Débats sur la Sécurité sociale
Pour cela, la Convergence SP estime nécessaire « un changement de cap » de la politique nationale et locale avec « des mesures contraignantes » notamment pour introduire au sein de la Sécurité sociale et des services publics la démocratie, absente aujourd’hui, permettant « un véritable droit d’intervention dans la gestion des services publics des citoyens-usagers et des personnels ». Pour la Sécurité sociale, la volonté – largement rappelée dans l’atelier Sécurité sociale du vendredi soir – est de revenir aux principes fondateurs de celle-ci (unicité, financement par la cotisation, installation de la solidarité définie par l’adage « à chacun selon ses besoins, chacun y contribuant selon ses moyens » et enfin à la gestion de la Sécurité sociale par les représentants élus des assurés sociaux lors d’élections spécifiques pour toutes les caisses de Sécurité sociale). Toujours pour la Sécurité sociale, la Convergence SP appelle à continuer « à poursuivre la mobilisation sur les retraites notamment le 6 juin 2023 » et « à travailler à une mobilisation large en vue du projet de loi de financement de la Sécurité sociale 2024 (PLFSS 2024) ».
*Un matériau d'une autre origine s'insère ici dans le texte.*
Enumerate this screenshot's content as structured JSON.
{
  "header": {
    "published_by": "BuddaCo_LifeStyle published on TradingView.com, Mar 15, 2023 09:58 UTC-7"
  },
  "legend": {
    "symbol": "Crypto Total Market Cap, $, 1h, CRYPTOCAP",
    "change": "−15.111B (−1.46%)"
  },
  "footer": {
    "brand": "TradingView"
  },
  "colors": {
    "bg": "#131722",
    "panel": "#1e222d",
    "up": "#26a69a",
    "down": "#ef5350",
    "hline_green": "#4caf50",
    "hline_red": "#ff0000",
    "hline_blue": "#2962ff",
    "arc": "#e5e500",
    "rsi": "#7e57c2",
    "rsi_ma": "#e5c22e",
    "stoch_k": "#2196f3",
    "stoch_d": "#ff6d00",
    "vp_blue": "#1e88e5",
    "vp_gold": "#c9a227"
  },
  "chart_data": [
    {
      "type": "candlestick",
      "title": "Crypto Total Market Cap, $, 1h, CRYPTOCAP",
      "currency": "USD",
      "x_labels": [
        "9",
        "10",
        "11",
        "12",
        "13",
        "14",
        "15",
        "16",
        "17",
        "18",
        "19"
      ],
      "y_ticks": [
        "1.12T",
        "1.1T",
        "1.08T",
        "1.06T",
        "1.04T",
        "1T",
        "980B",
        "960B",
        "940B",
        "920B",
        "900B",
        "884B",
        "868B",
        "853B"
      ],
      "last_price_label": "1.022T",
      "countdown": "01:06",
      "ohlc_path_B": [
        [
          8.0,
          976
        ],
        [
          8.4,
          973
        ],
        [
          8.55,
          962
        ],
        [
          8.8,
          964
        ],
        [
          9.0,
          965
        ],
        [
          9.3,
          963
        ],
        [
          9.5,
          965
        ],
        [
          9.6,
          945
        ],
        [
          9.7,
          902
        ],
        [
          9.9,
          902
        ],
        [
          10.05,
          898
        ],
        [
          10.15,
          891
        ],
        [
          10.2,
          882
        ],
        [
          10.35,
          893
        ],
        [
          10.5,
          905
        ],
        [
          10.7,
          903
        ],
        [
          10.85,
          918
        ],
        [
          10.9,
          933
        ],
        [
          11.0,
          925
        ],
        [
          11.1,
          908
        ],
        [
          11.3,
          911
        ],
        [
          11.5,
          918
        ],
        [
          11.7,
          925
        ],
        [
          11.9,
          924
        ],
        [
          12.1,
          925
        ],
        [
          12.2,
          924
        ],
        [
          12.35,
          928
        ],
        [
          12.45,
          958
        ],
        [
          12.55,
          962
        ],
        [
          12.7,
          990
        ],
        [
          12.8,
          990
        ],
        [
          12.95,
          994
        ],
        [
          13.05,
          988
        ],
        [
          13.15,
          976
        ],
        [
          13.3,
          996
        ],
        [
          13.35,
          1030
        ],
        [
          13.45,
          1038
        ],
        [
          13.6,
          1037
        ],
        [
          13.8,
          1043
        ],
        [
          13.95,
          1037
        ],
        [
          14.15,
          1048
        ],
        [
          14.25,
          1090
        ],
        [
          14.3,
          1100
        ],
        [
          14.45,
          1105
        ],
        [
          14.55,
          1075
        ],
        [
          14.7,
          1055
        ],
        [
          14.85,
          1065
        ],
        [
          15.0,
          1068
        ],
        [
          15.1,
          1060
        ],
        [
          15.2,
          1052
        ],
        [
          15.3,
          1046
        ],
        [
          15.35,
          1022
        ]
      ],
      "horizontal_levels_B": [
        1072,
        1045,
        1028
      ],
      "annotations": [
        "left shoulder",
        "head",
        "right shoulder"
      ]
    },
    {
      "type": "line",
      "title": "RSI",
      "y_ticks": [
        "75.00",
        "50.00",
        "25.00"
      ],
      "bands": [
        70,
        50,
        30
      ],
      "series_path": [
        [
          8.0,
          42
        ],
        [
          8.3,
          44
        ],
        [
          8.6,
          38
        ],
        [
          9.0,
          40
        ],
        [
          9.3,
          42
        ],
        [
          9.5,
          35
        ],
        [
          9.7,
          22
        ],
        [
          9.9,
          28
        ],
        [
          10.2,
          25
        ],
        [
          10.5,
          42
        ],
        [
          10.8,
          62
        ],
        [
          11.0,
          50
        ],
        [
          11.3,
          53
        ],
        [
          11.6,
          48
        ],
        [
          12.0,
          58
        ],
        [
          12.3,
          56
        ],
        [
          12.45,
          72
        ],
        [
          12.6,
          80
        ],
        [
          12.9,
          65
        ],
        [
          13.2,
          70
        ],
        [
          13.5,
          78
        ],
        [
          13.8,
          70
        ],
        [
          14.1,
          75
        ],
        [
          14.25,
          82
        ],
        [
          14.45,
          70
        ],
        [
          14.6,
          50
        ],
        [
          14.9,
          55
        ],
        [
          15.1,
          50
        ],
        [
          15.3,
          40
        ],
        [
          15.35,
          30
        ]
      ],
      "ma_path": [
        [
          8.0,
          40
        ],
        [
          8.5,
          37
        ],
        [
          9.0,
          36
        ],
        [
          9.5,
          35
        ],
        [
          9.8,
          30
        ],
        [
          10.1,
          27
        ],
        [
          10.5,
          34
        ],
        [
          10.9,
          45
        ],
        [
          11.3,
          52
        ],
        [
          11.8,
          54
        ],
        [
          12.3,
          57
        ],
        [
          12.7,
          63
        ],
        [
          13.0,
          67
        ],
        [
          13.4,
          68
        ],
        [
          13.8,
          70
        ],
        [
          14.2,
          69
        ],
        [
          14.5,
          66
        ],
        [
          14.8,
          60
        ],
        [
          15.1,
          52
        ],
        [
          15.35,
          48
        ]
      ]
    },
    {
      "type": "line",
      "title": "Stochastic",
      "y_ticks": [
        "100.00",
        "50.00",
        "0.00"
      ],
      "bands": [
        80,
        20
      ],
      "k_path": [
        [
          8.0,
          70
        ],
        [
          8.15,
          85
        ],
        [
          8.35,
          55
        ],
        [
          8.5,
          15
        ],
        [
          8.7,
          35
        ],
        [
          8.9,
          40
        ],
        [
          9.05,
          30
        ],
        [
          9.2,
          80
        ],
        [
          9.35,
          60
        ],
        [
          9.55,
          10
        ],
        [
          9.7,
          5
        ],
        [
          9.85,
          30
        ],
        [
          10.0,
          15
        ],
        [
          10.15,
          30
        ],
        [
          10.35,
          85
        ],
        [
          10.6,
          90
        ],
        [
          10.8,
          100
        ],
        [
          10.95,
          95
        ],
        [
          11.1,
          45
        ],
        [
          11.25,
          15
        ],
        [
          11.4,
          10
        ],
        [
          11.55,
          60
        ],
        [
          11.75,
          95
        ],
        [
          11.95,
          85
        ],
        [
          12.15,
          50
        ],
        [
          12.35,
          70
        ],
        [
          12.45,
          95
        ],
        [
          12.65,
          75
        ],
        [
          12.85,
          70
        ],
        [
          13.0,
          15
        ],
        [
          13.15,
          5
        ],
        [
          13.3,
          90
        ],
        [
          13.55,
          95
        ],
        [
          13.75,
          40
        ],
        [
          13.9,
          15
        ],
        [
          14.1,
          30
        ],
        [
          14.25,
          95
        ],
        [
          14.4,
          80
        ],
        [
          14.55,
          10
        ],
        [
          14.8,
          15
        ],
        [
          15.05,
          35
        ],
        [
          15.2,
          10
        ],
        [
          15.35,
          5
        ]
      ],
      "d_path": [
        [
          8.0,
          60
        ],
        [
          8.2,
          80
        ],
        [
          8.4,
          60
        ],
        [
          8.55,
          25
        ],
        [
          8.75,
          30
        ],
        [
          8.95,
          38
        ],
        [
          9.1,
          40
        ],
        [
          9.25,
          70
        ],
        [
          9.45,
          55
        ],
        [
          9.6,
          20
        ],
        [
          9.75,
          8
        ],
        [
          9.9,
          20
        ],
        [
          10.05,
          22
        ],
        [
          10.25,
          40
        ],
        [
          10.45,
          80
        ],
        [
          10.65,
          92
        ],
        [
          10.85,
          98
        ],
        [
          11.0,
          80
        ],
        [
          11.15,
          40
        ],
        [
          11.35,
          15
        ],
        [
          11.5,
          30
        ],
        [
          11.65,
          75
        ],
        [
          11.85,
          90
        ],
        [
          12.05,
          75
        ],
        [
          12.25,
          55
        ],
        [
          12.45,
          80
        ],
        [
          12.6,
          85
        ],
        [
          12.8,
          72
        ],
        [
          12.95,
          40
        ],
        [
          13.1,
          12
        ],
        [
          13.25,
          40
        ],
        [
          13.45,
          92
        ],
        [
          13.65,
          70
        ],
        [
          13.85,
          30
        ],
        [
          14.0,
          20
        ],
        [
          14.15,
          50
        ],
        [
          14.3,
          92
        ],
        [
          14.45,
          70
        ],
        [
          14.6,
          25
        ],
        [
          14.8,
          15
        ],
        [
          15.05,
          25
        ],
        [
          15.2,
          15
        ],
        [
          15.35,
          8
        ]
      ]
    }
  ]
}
Dans l’atelier Sécurité sociale du vendredi soir a été engagé un premier débat sur une feuille de route de la Convergence SP en matière de Sécurité sociale. Le projet proposé a été largement amendé en séance et doit faire l’objet de plusieurs allers-retours avec les centaines de participants qui ont laissé leurs adresses électroniques. Suivront des visioconférences, des réunions publiques et des séances de formation et d’éducation populaire refondée. Le grand intérêt de ce travail est la participation de plus de 300 militants très représentatifs de l’arc de soutien à la Convergence SP (militants syndicaux, politiques, associatifs, mutualistes).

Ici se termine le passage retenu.